That Mitt Romney has flip-flopped on social issues in his attempt to pander to the conservative Republican base in order to win the Republican nomination for President is old news. Nonetheless, a story in today’s New York Times provides a nice description of how Romney’s position has:and has not:changed on lesbian and gay rights. For me, the most interesting part of the story was a description of how Romney dissuaded one of his sons from becoming a Democrat in the early 1990s (unfortunately, as we will see below, the exact year in which this conversation occurred was not more precisely specified).
Romney took his son through the differences between Republicans and Democrats, and he explicitly warned his son that, even though it is wrong to discriminate,”where Democrats are going, they’ll eventually want to extend marriage to gays.”This warning raises some serious questions about Romney’s attitudes toward lesbians and gay men.
In the early 1990s, same-sex marriage was not the lightning rod issue that it is today because it did not even appear to be within the realm of possibility at that time.
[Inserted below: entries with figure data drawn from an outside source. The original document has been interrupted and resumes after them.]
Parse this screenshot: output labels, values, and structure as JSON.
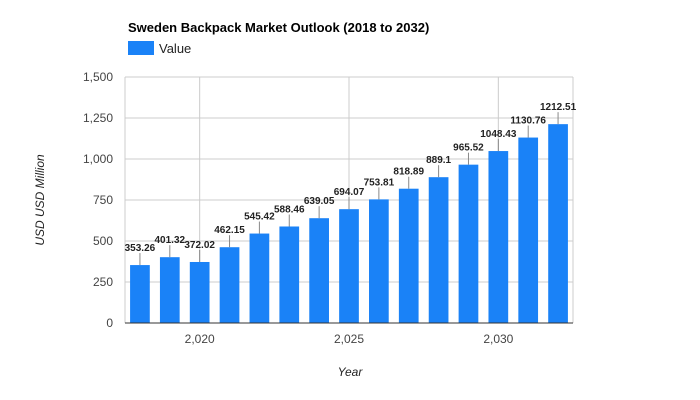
{
  "chart_data": {
    "type": "bar",
    "title": "Sweden Backpack Market Outlook (2018 to 2032)",
    "xlabel": "Year",
    "ylabel": "USD USD Million",
    "series": [
      {
        "name": "Value",
        "color": "#1a82f7",
        "x": [
          2018,
          2019,
          2020,
          2021,
          2022,
          2023,
          2024,
          2025,
          2026,
          2027,
          2028,
          2029,
          2030,
          2031,
          2032
        ],
        "values": [
          353.26,
          401.32,
          372.02,
          462.15,
          545.42,
          588.46,
          639.05,
          694.07,
          753.81,
          818.89,
          889.1,
          965.52,
          1048.43,
          1130.76,
          1212.51
        ],
        "labels": [
          "353.26",
          "401.32",
          "372.02",
          "462.15",
          "545.42",
          "588.46",
          "639.05",
          "694.07",
          "753.81",
          "818.89",
          "889.1",
          "965.52",
          "1048.43",
          "1130.76",
          "1212.51"
        ]
      }
    ],
    "ylim": [
      0,
      1500
    ],
    "y_ticks": [
      0,
      250,
      500,
      750,
      1000,
      1250,
      1500
    ],
    "y_tick_labels": [
      "0",
      "250",
      "500",
      "750",
      "1,000",
      "1,250",
      "1,500"
    ],
    "x_ticks": [
      2020,
      2025,
      2030
    ],
    "x_tick_labels": [
      "2,020",
      "2,025",
      "2,030"
    ],
    "grid": true,
    "legend": "top-left"
  }
}
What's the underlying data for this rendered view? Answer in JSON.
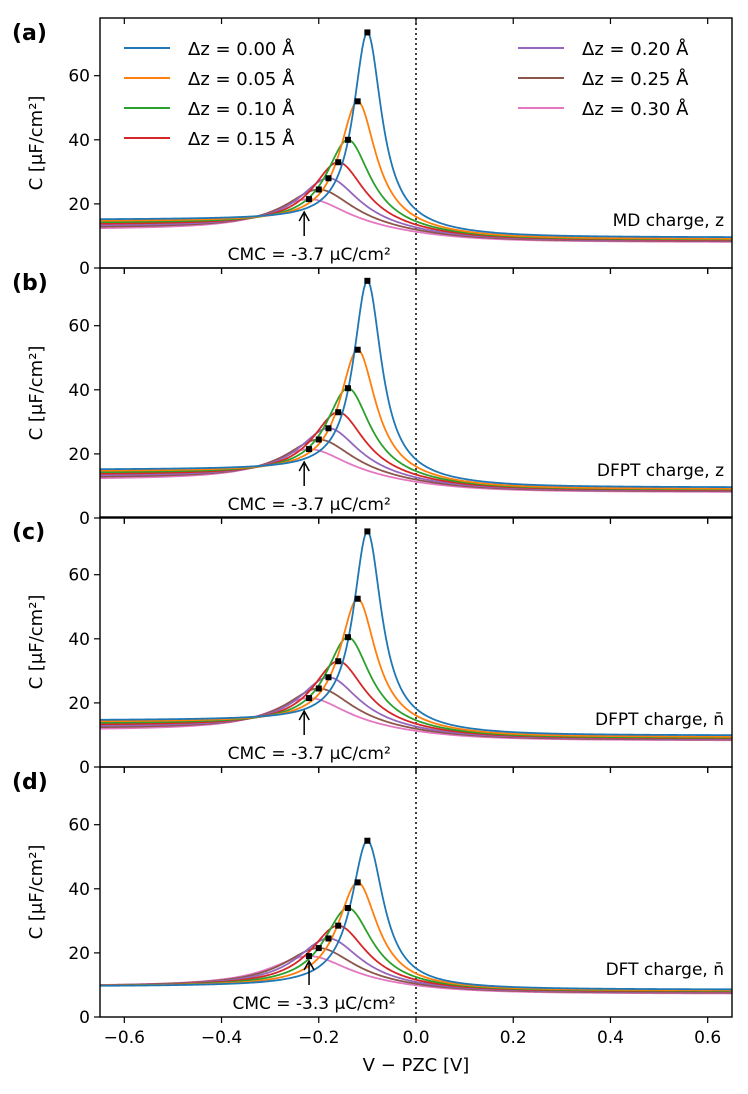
{
  "chart_data": [
    {
      "type": "line",
      "panel": "(a)",
      "ylabel": "C [μF/cm²]",
      "xlabel": "",
      "xlim": [
        -0.65,
        0.65
      ],
      "ylim": [
        0,
        78
      ],
      "yticks": [
        0,
        20,
        40,
        60
      ],
      "xticks": [
        -0.6,
        -0.4,
        -0.2,
        0.0,
        0.2,
        0.4,
        0.6
      ],
      "annotation": "MD charge, z",
      "cmc_label": "CMC = -3.7 μC/cm²",
      "cmc_x": -0.23,
      "vline_x": 0.0,
      "series": [
        {
          "name": "Δz = 0.00 Å",
          "peak_x": -0.1,
          "peak_y": 73.5,
          "left": 15.0,
          "right": 9.5,
          "width": 0.035
        },
        {
          "name": "Δz = 0.05 Å",
          "peak_x": -0.12,
          "peak_y": 52,
          "left": 14.5,
          "right": 9.0,
          "width": 0.045
        },
        {
          "name": "Δz = 0.10 Å",
          "peak_x": -0.14,
          "peak_y": 40,
          "left": 14.0,
          "right": 8.8,
          "width": 0.055
        },
        {
          "name": "Δz = 0.15 Å",
          "peak_x": -0.16,
          "peak_y": 33,
          "left": 13.5,
          "right": 8.6,
          "width": 0.065
        },
        {
          "name": "Δz = 0.20 Å",
          "peak_x": -0.18,
          "peak_y": 28,
          "left": 13.0,
          "right": 8.4,
          "width": 0.075
        },
        {
          "name": "Δz = 0.25 Å",
          "peak_x": -0.2,
          "peak_y": 24.5,
          "left": 12.5,
          "right": 8.2,
          "width": 0.085
        },
        {
          "name": "Δz = 0.30 Å",
          "peak_x": -0.22,
          "peak_y": 21.5,
          "left": 12.0,
          "right": 8.0,
          "width": 0.095
        }
      ]
    },
    {
      "type": "line",
      "panel": "(b)",
      "ylabel": "C [μF/cm²]",
      "xlabel": "",
      "xlim": [
        -0.65,
        0.65
      ],
      "ylim": [
        0,
        78
      ],
      "yticks": [
        0,
        20,
        40,
        60
      ],
      "xticks": [
        -0.6,
        -0.4,
        -0.2,
        0.0,
        0.2,
        0.4,
        0.6
      ],
      "annotation": "DFPT charge, z",
      "cmc_label": "CMC = -3.7 μC/cm²",
      "cmc_x": -0.23,
      "vline_x": 0.0,
      "series": [
        {
          "name": "Δz = 0.00 Å",
          "peak_x": -0.1,
          "peak_y": 74,
          "left": 15.0,
          "right": 9.5,
          "width": 0.035
        },
        {
          "name": "Δz = 0.05 Å",
          "peak_x": -0.12,
          "peak_y": 52.5,
          "left": 14.5,
          "right": 9.0,
          "width": 0.045
        },
        {
          "name": "Δz = 0.10 Å",
          "peak_x": -0.14,
          "peak_y": 40.5,
          "left": 14.0,
          "right": 8.8,
          "width": 0.055
        },
        {
          "name": "Δz = 0.15 Å",
          "peak_x": -0.16,
          "peak_y": 33,
          "left": 13.5,
          "right": 8.6,
          "width": 0.065
        },
        {
          "name": "Δz = 0.20 Å",
          "peak_x": -0.18,
          "peak_y": 28,
          "left": 13.0,
          "right": 8.4,
          "width": 0.075
        },
        {
          "name": "Δz = 0.25 Å",
          "peak_x": -0.2,
          "peak_y": 24.5,
          "left": 12.5,
          "right": 8.2,
          "width": 0.085
        },
        {
          "name": "Δz = 0.30 Å",
          "peak_x": -0.22,
          "peak_y": 21.5,
          "left": 12.0,
          "right": 8.0,
          "width": 0.095
        }
      ]
    },
    {
      "type": "line",
      "panel": "(c)",
      "ylabel": "C [μF/cm²]",
      "xlabel": "",
      "xlim": [
        -0.65,
        0.65
      ],
      "ylim": [
        0,
        78
      ],
      "yticks": [
        0,
        20,
        40,
        60
      ],
      "xticks": [
        -0.6,
        -0.4,
        -0.2,
        0.0,
        0.2,
        0.4,
        0.6
      ],
      "annotation": "DFPT charge, n̄",
      "cmc_label": "CMC = -3.7 μC/cm²",
      "cmc_x": -0.23,
      "vline_x": 0.0,
      "series": [
        {
          "name": "Δz = 0.00 Å",
          "peak_x": -0.1,
          "peak_y": 73.5,
          "left": 14.5,
          "right": 9.8,
          "width": 0.035
        },
        {
          "name": "Δz = 0.05 Å",
          "peak_x": -0.12,
          "peak_y": 52.5,
          "left": 14.0,
          "right": 9.3,
          "width": 0.045
        },
        {
          "name": "Δz = 0.10 Å",
          "peak_x": -0.14,
          "peak_y": 40.5,
          "left": 13.5,
          "right": 9.0,
          "width": 0.055
        },
        {
          "name": "Δz = 0.15 Å",
          "peak_x": -0.16,
          "peak_y": 33,
          "left": 13.0,
          "right": 8.8,
          "width": 0.065
        },
        {
          "name": "Δz = 0.20 Å",
          "peak_x": -0.18,
          "peak_y": 28,
          "left": 12.5,
          "right": 8.6,
          "width": 0.075
        },
        {
          "name": "Δz = 0.25 Å",
          "peak_x": -0.2,
          "peak_y": 24.5,
          "left": 12.0,
          "right": 8.4,
          "width": 0.085
        },
        {
          "name": "Δz = 0.30 Å",
          "peak_x": -0.22,
          "peak_y": 21.5,
          "left": 11.5,
          "right": 8.2,
          "width": 0.095
        }
      ]
    },
    {
      "type": "line",
      "panel": "(d)",
      "ylabel": "C [μF/cm²]",
      "xlabel": "V − PZC [V]",
      "xlim": [
        -0.65,
        0.65
      ],
      "ylim": [
        0,
        78
      ],
      "yticks": [
        0,
        20,
        40,
        60
      ],
      "xticks": [
        -0.6,
        -0.4,
        -0.2,
        0.0,
        0.2,
        0.4,
        0.6
      ],
      "xticklabels": [
        "−0.6",
        "−0.4",
        "−0.2",
        "0.0",
        "0.2",
        "0.4",
        "0.6"
      ],
      "annotation": "DFT charge, n̄",
      "cmc_label": "CMC = -3.3 μC/cm²",
      "cmc_x": -0.22,
      "vline_x": 0.0,
      "series": [
        {
          "name": "Δz = 0.00 Å",
          "peak_x": -0.1,
          "peak_y": 55,
          "left": 9.5,
          "right": 8.5,
          "width": 0.04
        },
        {
          "name": "Δz = 0.05 Å",
          "peak_x": -0.12,
          "peak_y": 42,
          "left": 9.5,
          "right": 8.2,
          "width": 0.05
        },
        {
          "name": "Δz = 0.10 Å",
          "peak_x": -0.14,
          "peak_y": 34,
          "left": 9.5,
          "right": 8.0,
          "width": 0.06
        },
        {
          "name": "Δz = 0.15 Å",
          "peak_x": -0.16,
          "peak_y": 28.5,
          "left": 9.5,
          "right": 7.8,
          "width": 0.07
        },
        {
          "name": "Δz = 0.20 Å",
          "peak_x": -0.18,
          "peak_y": 24.5,
          "left": 9.5,
          "right": 7.6,
          "width": 0.08
        },
        {
          "name": "Δz = 0.25 Å",
          "peak_x": -0.2,
          "peak_y": 21.5,
          "left": 9.5,
          "right": 7.4,
          "width": 0.09
        },
        {
          "name": "Δz = 0.30 Å",
          "peak_x": -0.22,
          "peak_y": 19,
          "left": 9.5,
          "right": 7.2,
          "width": 0.1
        }
      ]
    }
  ],
  "colors": [
    "#1f77b4",
    "#ff7f0e",
    "#2ca02c",
    "#d62728",
    "#9467bd",
    "#8c564b",
    "#e377c2"
  ],
  "legend": {
    "left": [
      "Δz = 0.00 Å",
      "Δz = 0.05 Å",
      "Δz = 0.10 Å",
      "Δz = 0.15 Å"
    ],
    "right": [
      "Δz = 0.20 Å",
      "Δz = 0.25 Å",
      "Δz = 0.30 Å"
    ]
  }
}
The first wave of litigation regarding same-sex marriage had occurred in the 1970s and had been entirely unsuccessful. As a result, the issue was largely dormant from then until 1993, when the Hawaii Supreme Court first raised the specter of legally-recognized same-sex relationships. This watershed was followed by the enactment of the federal Defense of Marriage Act in 1996, which, having been passed by a Republican Congress and signed by a Democratic President, was designed to ensure that any victory in Hawaii (which, in the end, was not to be) would be of limited effect. It was not until the end of the 1990s that we saw the first concrete step toward legally recognizing lesbian and gay relationships:when Vermont enacted its civil union regime in 1999.
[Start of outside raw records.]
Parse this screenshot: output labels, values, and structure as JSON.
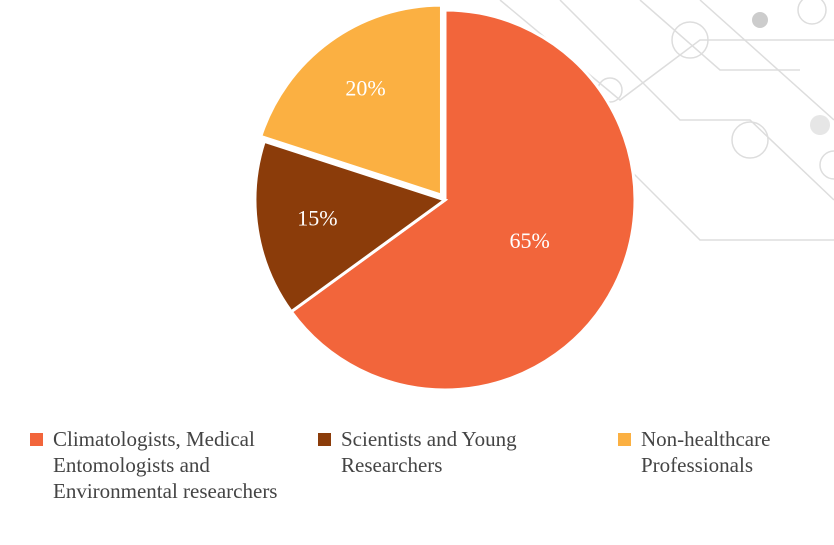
{
  "chart_data": {
    "type": "pie",
    "categories": [
      "Climatologists, Medical Entomologists and Environmental researchers",
      "Scientists and Young Researchers",
      "Non-healthcare Professionals"
    ],
    "values": [
      65,
      15,
      20
    ],
    "value_labels": [
      "65%",
      "15%",
      "20%"
    ],
    "colors": [
      "#f2653b",
      "#8b3c0a",
      "#fbb042"
    ]
  }
}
This timeline raises an interesting question: Why was Romney so worried about same-sex marriage early in the 1990s when no one else was? Is this story merely self-serving revisionist history? Or, more troublingly, is it evidence that Romney’s dissembling actually occurred while he was governor of Massachusetts (as possibly evidenced in the New York Times story by the reference to a 1994 speech in which Romney allegedly called homosexuality”perverse”) and not now during the presidential campaign?